Being curios about how this stuff works, and not knowing anything about how JIT VMs work, I have a couple of questions.
First, are you you talking about adding JIT to Squeak? Or something more? What does Jitter do? How does it relate to this discussion?
When you say compile a method, I take that to mean take a normal Smalltalk bytecoded method and compile it into native machine code. What does the compiled method look like? Is it just a sequencing of the machine code that the interpreter would normally run as it processes each bytecode? It must be more than that right? Because a bytecode-threaded interpreter would get to the end or processing one bytecode, then pull the next bytecode and jump directly to the start of the next bytecode's machine code (not even needing to do anything like a case statement). Thus, I wouldn't think that a simple sequencing of the machine code for each bytecode would buy you much (and it would take up a good bit of space too). There must be some more optimization going on in the compilation of bytecodes into machine code right? If that's the case, could someone elaborate on that?
Also, once a method is compiled to machine code, why would there be any need to keep the bytecodes around (as Tim descibes)? Can't you just throw away the old bytecodes at that point? Ah...but perhaps it's so that the image can remain portable to different architectures...is that it?
- Stephen
-----Original Message----- From: squeak-dev-admin@lists.squeakfoundation.org [mailto:squeak-dev-admin@lists.squeakfoundation.org] On Behalf Of Tim Rowledge Sent: Thursday, July 18, 2002 1:52 PM To: squeak-dev@lists.squeakfoundation.org Subject: RE: Animorphic ST (Strongtalk) released!
Dan Ingalls Dan@SqueakLand.org is claimed by the authorities to have written:
So, what happens when you start it?
It starts to run the first method which is not translated so it runs the interpreter Things lumber along for a while this way until something notices the umpteenth execution of the same method and asks for it to be compiled Now the compiler starts to run but, of course, it's not translated so it starts kind of slow Along the way the compiler hits some inner loops and these need in turn to be translated Gradually the compiler speeds up until it runs as fast as StrongTalk, and what more could we ask for?
This is, of course recursive but, as long as the system
supports both
interpreted and translated code, I don't think it's a
problem as long
as you recognize three states of a method:
Interpreted Being translated Translated
Some time ago I suggested a similar possible approach to allow writing of the translator in Smalltalk so that it would be more intelligable, manipulable etc. It's not a particularly original idea of mine, being loosely based on my (probably poor) understanding of Ian P's doctoral thesis and vague discussions before then with LPD, Schiffman, Baker, Eliot M, etc.
The good news is that surprisingly little would need to change in the VM code we already have. An extra oop in compiled methods (or maybe in a lookup cache, who knows) to point to the translated chunk if it exists, some way to queue up an untranslated method for processing, a way to set the translated oop once the translation has finished. The current interpreter would merrily keep going and the translator would run as a suitable priority process. Recognising the middle state of 'in translation' would be a small optimisation to allow for dumping the translation of a method that had been changed since it was queued up.

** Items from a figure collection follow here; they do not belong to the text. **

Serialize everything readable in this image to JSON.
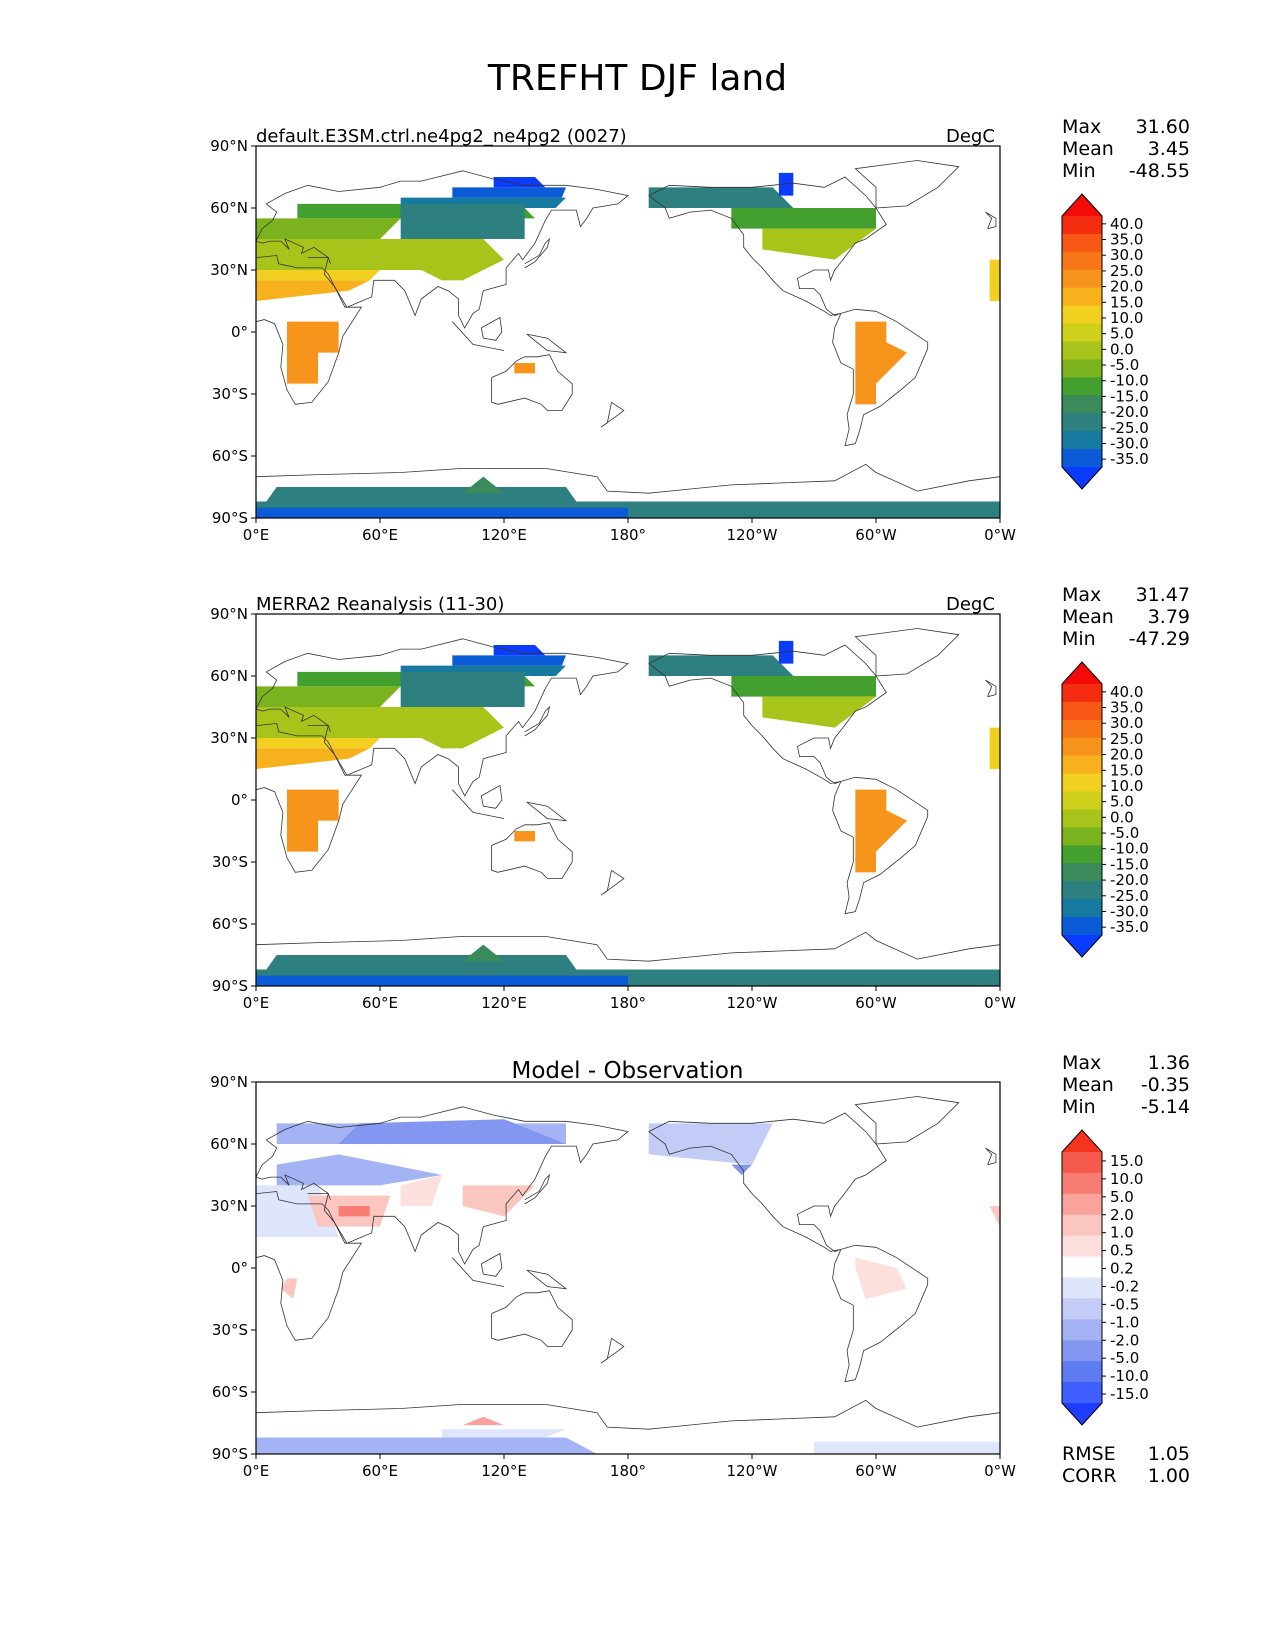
{
  "figure_title": "TREFHT DJF land",
  "panels": [
    {
      "title_left": "default.E3SM.ctrl.ne4pg2_ne4pg2 (0027)",
      "title_right": "DegC",
      "title_center": "",
      "stats": {
        "max_label": "Max",
        "max": "31.60",
        "mean_label": "Mean",
        "mean": "3.45",
        "min_label": "Min",
        "min": "-48.55"
      },
      "colorbar_labels": [
        "40.0",
        "35.0",
        "30.0",
        "25.0",
        "20.0",
        "15.0",
        "10.0",
        "5.0",
        "0.0",
        "-5.0",
        "-10.0",
        "-15.0",
        "-20.0",
        "-25.0",
        "-30.0",
        "-35.0"
      ]
    },
    {
      "title_left": "MERRA2 Reanalysis (11-30)",
      "title_right": "DegC",
      "title_center": "",
      "stats": {
        "max_label": "Max",
        "max": "31.47",
        "mean_label": "Mean",
        "mean": "3.79",
        "min_label": "Min",
        "min": "-47.29"
      },
      "colorbar_labels": [
        "40.0",
        "35.0",
        "30.0",
        "25.0",
        "20.0",
        "15.0",
        "10.0",
        "5.0",
        "0.0",
        "-5.0",
        "-10.0",
        "-15.0",
        "-20.0",
        "-25.0",
        "-30.0",
        "-35.0"
      ]
    },
    {
      "title_left": "",
      "title_right": "",
      "title_center": "Model - Observation",
      "stats": {
        "max_label": "Max",
        "max": "1.36",
        "mean_label": "Mean",
        "mean": "-0.35",
        "min_label": "Min",
        "min": "-5.14"
      },
      "colorbar_labels": [
        "15.0",
        "10.0",
        "5.0",
        "2.0",
        "1.0",
        "0.5",
        "0.2",
        "-0.2",
        "-0.5",
        "-1.0",
        "-2.0",
        "-5.0",
        "-10.0",
        "-15.0"
      ],
      "footer": {
        "rmse_label": "RMSE",
        "rmse": "1.05",
        "corr_label": "CORR",
        "corr": "1.00"
      }
    }
  ],
  "axes": {
    "lat_ticks": [
      "90°N",
      "60°N",
      "30°N",
      "0°",
      "30°S",
      "60°S",
      "90°S"
    ],
    "lon_ticks": [
      "0°E",
      "60°E",
      "120°E",
      "180°",
      "120°W",
      "60°W",
      "0°W"
    ]
  },
  "colors": {
    "temp_ramp": [
      "#0a3cff",
      "#0b5bd6",
      "#167aa0",
      "#2e7f80",
      "#3a8a5c",
      "#44a02e",
      "#7ab31e",
      "#a8c41a",
      "#cfd01c",
      "#f2d021",
      "#f6b11c",
      "#f7941b",
      "#f77618",
      "#f75815",
      "#f52d10",
      "#f50a0a"
    ],
    "diff_ramp": [
      "#1f3cff",
      "#3f5fff",
      "#5f7bf2",
      "#8397f1",
      "#a3b3f3",
      "#c3ccf6",
      "#dfe5fb",
      "#ffffff",
      "#fde0dd",
      "#fbc5c0",
      "#f9a39c",
      "#f77d73",
      "#f55a4d",
      "#f5331f"
    ],
    "coastline": "#333333"
  }
}
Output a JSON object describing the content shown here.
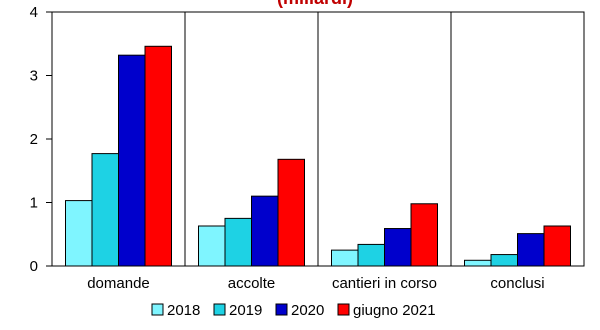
{
  "chart_data": {
    "type": "bar",
    "title": "(miliardi)",
    "categories": [
      "domande",
      "accolte",
      "cantieri in corso",
      "conclusi"
    ],
    "series": [
      {
        "name": "2018",
        "color": "#7ff5ff",
        "values": [
          1.03,
          0.63,
          0.25,
          0.09
        ]
      },
      {
        "name": "2019",
        "color": "#1ed2e4",
        "values": [
          1.77,
          0.75,
          0.34,
          0.18
        ]
      },
      {
        "name": "2020",
        "color": "#0000cc",
        "values": [
          3.32,
          1.1,
          0.59,
          0.51
        ]
      },
      {
        "name": "giugno 2021",
        "color": "#ff0000",
        "values": [
          3.46,
          1.68,
          0.98,
          0.63
        ]
      }
    ],
    "ylim": [
      0,
      4
    ],
    "yticks": [
      "0",
      "1",
      "2",
      "3",
      "4"
    ],
    "grid": "vertical category separators only",
    "legend": "bottom"
  }
}
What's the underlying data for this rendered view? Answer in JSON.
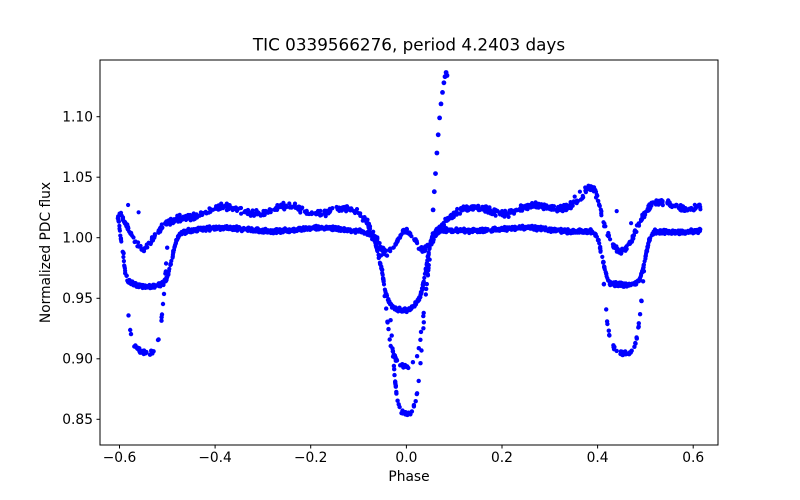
{
  "chart_data": {
    "type": "scatter",
    "title": "TIC 0339566276, period 4.2403 days",
    "xlabel": "Phase",
    "ylabel": "Normalized PDC flux",
    "xlim": [
      -0.6408,
      0.6518
    ],
    "ylim": [
      0.8288,
      1.1468
    ],
    "grid": false,
    "legend": null,
    "marker_color": "#0000ff",
    "xticks": {
      "values": [
        -0.6,
        -0.4,
        -0.2,
        0.0,
        0.2,
        0.4,
        0.6
      ],
      "labels": [
        "−0.6",
        "−0.4",
        "−0.2",
        "0.0",
        "0.2",
        "0.4",
        "0.6"
      ]
    },
    "yticks": {
      "values": [
        0.85,
        0.9,
        0.95,
        1.0,
        1.05,
        1.1
      ],
      "labels": [
        "0.85",
        "0.90",
        "0.95",
        "1.00",
        "1.05",
        "1.10"
      ]
    },
    "series": [
      {
        "name": "baseline-dense",
        "kind": "band",
        "n": 1700,
        "r": 2.1,
        "jitter": 0.002,
        "range": [
          -0.605,
          0.615
        ],
        "wiggle": {
          "amp": 0.0012,
          "period": 0.21,
          "phase": 0.5
        },
        "anchors": [
          [
            -0.605,
            1.02
          ],
          [
            -0.601,
            1.01
          ],
          [
            -0.597,
            0.998
          ],
          [
            -0.592,
            0.982
          ],
          [
            -0.587,
            0.968
          ],
          [
            -0.582,
            0.9625
          ],
          [
            -0.565,
            0.96
          ],
          [
            -0.545,
            0.9595
          ],
          [
            -0.525,
            0.9605
          ],
          [
            -0.508,
            0.9635
          ],
          [
            -0.5,
            0.9685
          ],
          [
            -0.493,
            0.979
          ],
          [
            -0.486,
            0.992
          ],
          [
            -0.479,
            1.001
          ],
          [
            -0.472,
            1.005
          ],
          [
            -0.455,
            1.0065
          ],
          [
            -0.4,
            1.007
          ],
          [
            -0.35,
            1.0068
          ],
          [
            -0.3,
            1.0065
          ],
          [
            -0.25,
            1.0068
          ],
          [
            -0.2,
            1.007
          ],
          [
            -0.15,
            1.0066
          ],
          [
            -0.1,
            1.0062
          ],
          [
            -0.078,
            1.005
          ],
          [
            -0.068,
            1.0
          ],
          [
            -0.06,
            0.99
          ],
          [
            -0.052,
            0.975
          ],
          [
            -0.045,
            0.959
          ],
          [
            -0.038,
            0.949
          ],
          [
            -0.03,
            0.9435
          ],
          [
            -0.018,
            0.9405
          ],
          [
            -0.005,
            0.9395
          ],
          [
            0.006,
            0.94
          ],
          [
            0.016,
            0.9425
          ],
          [
            0.024,
            0.9465
          ],
          [
            0.031,
            0.953
          ],
          [
            0.037,
            0.963
          ],
          [
            0.043,
            0.978
          ],
          [
            0.05,
            0.994
          ],
          [
            0.057,
            1.002
          ],
          [
            0.065,
            1.0055
          ],
          [
            0.09,
            1.0065
          ],
          [
            0.15,
            1.007
          ],
          [
            0.2,
            1.0068
          ],
          [
            0.25,
            1.007
          ],
          [
            0.3,
            1.0067
          ],
          [
            0.35,
            1.0065
          ],
          [
            0.385,
            1.006
          ],
          [
            0.395,
            1.0035
          ],
          [
            0.402,
            0.997
          ],
          [
            0.408,
            0.987
          ],
          [
            0.414,
            0.975
          ],
          [
            0.42,
            0.9655
          ],
          [
            0.426,
            0.9615
          ],
          [
            0.445,
            0.96
          ],
          [
            0.465,
            0.96
          ],
          [
            0.48,
            0.9615
          ],
          [
            0.488,
            0.965
          ],
          [
            0.494,
            0.972
          ],
          [
            0.5,
            0.983
          ],
          [
            0.506,
            0.995
          ],
          [
            0.512,
            1.003
          ],
          [
            0.52,
            1.0055
          ],
          [
            0.55,
            1.0058
          ],
          [
            0.58,
            1.0055
          ],
          [
            0.615,
            1.0058
          ]
        ]
      },
      {
        "name": "upper-wavy",
        "kind": "band",
        "n": 950,
        "r": 2.1,
        "jitter": 0.0032,
        "range": [
          -0.602,
          0.615
        ],
        "wiggle": {
          "amp": 0.0028,
          "period": 0.13,
          "phase": 1.2
        },
        "anchors": [
          [
            -0.602,
            1.024
          ],
          [
            -0.59,
            1.016
          ],
          [
            -0.578,
            1.008
          ],
          [
            -0.568,
            1.0
          ],
          [
            -0.556,
            0.9925
          ],
          [
            -0.547,
            0.9905
          ],
          [
            -0.538,
            0.994
          ],
          [
            -0.525,
            1.0
          ],
          [
            -0.512,
            1.006
          ],
          [
            -0.498,
            1.011
          ],
          [
            -0.48,
            1.016
          ],
          [
            -0.46,
            1.019
          ],
          [
            -0.42,
            1.0215
          ],
          [
            -0.36,
            1.0235
          ],
          [
            -0.3,
            1.0225
          ],
          [
            -0.24,
            1.0235
          ],
          [
            -0.18,
            1.0225
          ],
          [
            -0.13,
            1.0215
          ],
          [
            -0.1,
            1.0195
          ],
          [
            -0.082,
            1.014
          ],
          [
            -0.066,
            1.004
          ],
          [
            -0.052,
            0.9935
          ],
          [
            -0.04,
            0.9895
          ],
          [
            -0.03,
            0.99
          ],
          [
            -0.018,
            0.997
          ],
          [
            -0.006,
            1.003
          ],
          [
            0.004,
            1.003
          ],
          [
            0.014,
            0.9975
          ],
          [
            0.026,
            0.9905
          ],
          [
            0.036,
            0.9895
          ],
          [
            0.046,
            0.9935
          ],
          [
            0.058,
            1.002
          ],
          [
            0.072,
            1.012
          ],
          [
            0.085,
            1.018
          ],
          [
            0.11,
            1.0215
          ],
          [
            0.16,
            1.0235
          ],
          [
            0.21,
            1.0225
          ],
          [
            0.26,
            1.024
          ],
          [
            0.31,
            1.025
          ],
          [
            0.34,
            1.0285
          ],
          [
            0.365,
            1.033
          ],
          [
            0.383,
            1.0395
          ],
          [
            0.392,
            1.038
          ],
          [
            0.4,
            1.03
          ],
          [
            0.408,
            1.018
          ],
          [
            0.416,
            1.0065
          ],
          [
            0.425,
            0.9985
          ],
          [
            0.436,
            0.993
          ],
          [
            0.447,
            0.9905
          ],
          [
            0.458,
            0.9925
          ],
          [
            0.468,
            0.998
          ],
          [
            0.478,
            1.006
          ],
          [
            0.488,
            1.014
          ],
          [
            0.5,
            1.021
          ],
          [
            0.515,
            1.0255
          ],
          [
            0.54,
            1.0265
          ],
          [
            0.57,
            1.026
          ],
          [
            0.6,
            1.0275
          ],
          [
            0.615,
            1.0275
          ]
        ]
      },
      {
        "name": "deep-primary-medium",
        "kind": "band",
        "n": 55,
        "r": 2.2,
        "jitter": 0.0022,
        "range": [
          -0.056,
          0.056
        ],
        "anchors": [
          [
            -0.056,
            0.995
          ],
          [
            -0.05,
            0.972
          ],
          [
            -0.044,
            0.948
          ],
          [
            -0.039,
            0.928
          ],
          [
            -0.033,
            0.9125
          ],
          [
            -0.026,
            0.902
          ],
          [
            -0.016,
            0.8955
          ],
          [
            -0.004,
            0.893
          ],
          [
            0.006,
            0.894
          ],
          [
            0.015,
            0.8975
          ],
          [
            0.023,
            0.9045
          ],
          [
            0.029,
            0.916
          ],
          [
            0.035,
            0.933
          ],
          [
            0.041,
            0.955
          ],
          [
            0.047,
            0.978
          ],
          [
            0.053,
            0.998
          ],
          [
            0.056,
            1.003
          ]
        ]
      },
      {
        "name": "deep-primary-deepest",
        "kind": "band",
        "n": 42,
        "r": 2.2,
        "jitter": 0.0022,
        "range": [
          -0.033,
          0.04
        ],
        "anchors": [
          [
            -0.033,
            0.932
          ],
          [
            -0.029,
            0.909
          ],
          [
            -0.025,
            0.888
          ],
          [
            -0.021,
            0.872
          ],
          [
            -0.016,
            0.8615
          ],
          [
            -0.009,
            0.856
          ],
          [
            0.0,
            0.8545
          ],
          [
            0.008,
            0.8555
          ],
          [
            0.015,
            0.86
          ],
          [
            0.021,
            0.868
          ],
          [
            0.026,
            0.882
          ],
          [
            0.031,
            0.903
          ],
          [
            0.036,
            0.928
          ],
          [
            0.04,
            0.95
          ]
        ]
      },
      {
        "name": "deep-secondary-left",
        "kind": "band",
        "n": 42,
        "r": 2.2,
        "jitter": 0.0022,
        "range": [
          -0.592,
          -0.5
        ],
        "anchors": [
          [
            -0.592,
            0.99
          ],
          [
            -0.588,
            0.968
          ],
          [
            -0.584,
            0.948
          ],
          [
            -0.58,
            0.931
          ],
          [
            -0.575,
            0.918
          ],
          [
            -0.568,
            0.9105
          ],
          [
            -0.556,
            0.906
          ],
          [
            -0.543,
            0.9045
          ],
          [
            -0.531,
            0.906
          ],
          [
            -0.523,
            0.9105
          ],
          [
            -0.517,
            0.919
          ],
          [
            -0.512,
            0.933
          ],
          [
            -0.507,
            0.953
          ],
          [
            -0.503,
            0.975
          ],
          [
            -0.5,
            0.992
          ]
        ]
      },
      {
        "name": "deep-secondary-right",
        "kind": "band",
        "n": 42,
        "r": 2.2,
        "jitter": 0.0022,
        "range": [
          0.408,
          0.5
        ],
        "anchors": [
          [
            0.408,
            0.99
          ],
          [
            0.412,
            0.968
          ],
          [
            0.416,
            0.948
          ],
          [
            0.42,
            0.931
          ],
          [
            0.425,
            0.918
          ],
          [
            0.432,
            0.9105
          ],
          [
            0.444,
            0.906
          ],
          [
            0.457,
            0.9045
          ],
          [
            0.469,
            0.906
          ],
          [
            0.477,
            0.9105
          ],
          [
            0.483,
            0.919
          ],
          [
            0.488,
            0.933
          ],
          [
            0.493,
            0.953
          ],
          [
            0.497,
            0.975
          ],
          [
            0.5,
            0.992
          ]
        ]
      },
      {
        "name": "flare",
        "kind": "points",
        "r": 2.4,
        "points": [
          [
            0.056,
            1.023
          ],
          [
            0.0585,
            1.038
          ],
          [
            0.061,
            1.053
          ],
          [
            0.0638,
            1.07
          ],
          [
            0.0665,
            1.085
          ],
          [
            0.0695,
            1.099
          ],
          [
            0.0725,
            1.1105
          ],
          [
            0.0755,
            1.12
          ],
          [
            0.0785,
            1.128
          ],
          [
            0.0808,
            1.133
          ],
          [
            0.083,
            1.1365
          ],
          [
            0.085,
            1.134
          ]
        ]
      },
      {
        "name": "outliers",
        "kind": "points",
        "r": 2.1,
        "points": [
          [
            -0.582,
            1.027
          ],
          [
            -0.56,
            1.021
          ],
          [
            0.352,
            1.034
          ],
          [
            0.363,
            1.038
          ],
          [
            0.374,
            1.0415
          ],
          [
            0.381,
            1.043
          ],
          [
            0.44,
            1.022
          ],
          [
            0.47,
            1.012
          ]
        ]
      }
    ]
  }
}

I think you could even fake up the support framework by making the system allow for the 'translated' methods to be just the normal bytecodes, thus saving having to write the actual translator till later. It would provide nice confirmation of the functionality being reasonable quite quickly.
It would possibly be reasonable to allow the image to be saved with translated methods intact so long as a check were plausible to drop them if the image started on a different machine.